Passé la première salve de
« Electric Man », on retrouve un morceau malicieux à la
mélodie suspendue au riff inaugural. L’alliage de puissance rock
et de mélodie me rappelle par moments Bad Company. La voix de
Buchanan se veut plus veloutée et suave sur le couplet, avant de
s'emballer sur le refrain. Les choeurs doublent le chant lead. La
basse vrombit sur les power-chords emplis de réverb de la guitare.
Un lancinant petit orgue Farfisa chante en fond. Power-song
redoutable, « Good Luck » est un excellent morceau.

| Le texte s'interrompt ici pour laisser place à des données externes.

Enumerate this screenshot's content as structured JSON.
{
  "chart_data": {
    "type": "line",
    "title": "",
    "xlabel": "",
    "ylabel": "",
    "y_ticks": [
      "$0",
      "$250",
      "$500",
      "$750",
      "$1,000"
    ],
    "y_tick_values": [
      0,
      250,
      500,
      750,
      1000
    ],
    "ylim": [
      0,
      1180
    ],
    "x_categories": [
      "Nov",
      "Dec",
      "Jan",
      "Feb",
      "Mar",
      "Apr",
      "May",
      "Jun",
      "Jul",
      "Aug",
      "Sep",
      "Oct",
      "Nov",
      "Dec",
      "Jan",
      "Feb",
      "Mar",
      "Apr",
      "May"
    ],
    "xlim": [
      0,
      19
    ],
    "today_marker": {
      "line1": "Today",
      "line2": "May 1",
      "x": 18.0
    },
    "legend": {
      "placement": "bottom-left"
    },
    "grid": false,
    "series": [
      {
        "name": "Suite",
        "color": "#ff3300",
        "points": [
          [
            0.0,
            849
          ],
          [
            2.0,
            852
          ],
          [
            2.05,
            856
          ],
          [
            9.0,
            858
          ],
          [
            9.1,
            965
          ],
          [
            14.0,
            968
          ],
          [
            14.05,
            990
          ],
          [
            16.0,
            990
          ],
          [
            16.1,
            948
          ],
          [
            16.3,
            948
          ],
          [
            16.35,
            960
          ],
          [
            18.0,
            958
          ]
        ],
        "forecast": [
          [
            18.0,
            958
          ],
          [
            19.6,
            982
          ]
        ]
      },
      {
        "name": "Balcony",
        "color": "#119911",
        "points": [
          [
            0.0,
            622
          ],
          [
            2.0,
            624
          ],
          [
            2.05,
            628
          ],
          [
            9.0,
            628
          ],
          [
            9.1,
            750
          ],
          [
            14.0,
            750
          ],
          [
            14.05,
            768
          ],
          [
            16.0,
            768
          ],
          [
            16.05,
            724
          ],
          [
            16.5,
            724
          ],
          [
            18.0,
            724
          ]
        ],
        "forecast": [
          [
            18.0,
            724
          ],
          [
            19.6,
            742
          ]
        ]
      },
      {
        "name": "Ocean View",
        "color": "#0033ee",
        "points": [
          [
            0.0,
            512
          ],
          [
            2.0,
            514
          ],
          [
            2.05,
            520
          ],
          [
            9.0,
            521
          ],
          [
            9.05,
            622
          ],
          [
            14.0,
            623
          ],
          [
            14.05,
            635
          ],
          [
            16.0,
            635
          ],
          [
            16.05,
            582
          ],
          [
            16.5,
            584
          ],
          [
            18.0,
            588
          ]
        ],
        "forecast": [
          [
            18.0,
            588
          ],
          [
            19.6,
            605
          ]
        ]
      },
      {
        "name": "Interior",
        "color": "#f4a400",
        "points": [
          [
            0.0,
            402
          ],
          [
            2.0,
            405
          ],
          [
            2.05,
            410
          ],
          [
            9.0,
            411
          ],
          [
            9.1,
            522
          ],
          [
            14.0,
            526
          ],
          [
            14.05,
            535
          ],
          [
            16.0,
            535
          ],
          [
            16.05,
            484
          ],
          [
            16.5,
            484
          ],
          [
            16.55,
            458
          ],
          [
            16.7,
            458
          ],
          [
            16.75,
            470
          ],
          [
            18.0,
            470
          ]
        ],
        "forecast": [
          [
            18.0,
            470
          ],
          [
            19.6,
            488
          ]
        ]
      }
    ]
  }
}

D'excellents morceaux, il y en a,comme
le très stoner « Secret », ou le heavy-psyché « Play
The Fool ». Ou il y a ce vrai faux départ de « Kashmir »
de Led Zeppelin le temps de deux mesures qu'est « Open My
Eyes ». En fait, il s'agit d'un superbe morceau, à la
structure complexe, oscillant entre acoustique et électricité
sauvage, à l'atmosphère héroïque. On y retrouve les montagnes
russes émotionnelles du morceau de Led Zeppelin, mais en plus
écorché.
Le point d'orgue est sans aucun doute
l'enchaînement « Belle Starr » et « Where I've
Been ».
« Belle Starr » est un
curieux morceau débutant en brutale embardée électrique gorgée de
basse fuzz et de roulement de toms, très progressif.... jusqu'à ce
que le refrain tombe dans les arpèges incandescents. On se voit sous
les étoiles sur une plage de sable fin, les yeux perdus dans
l'infini. J'ai ressenti cela à l'écoute de ce morceau. La plage n'y
était pas. Mais mon regard s'est bien embrumé de sérénité.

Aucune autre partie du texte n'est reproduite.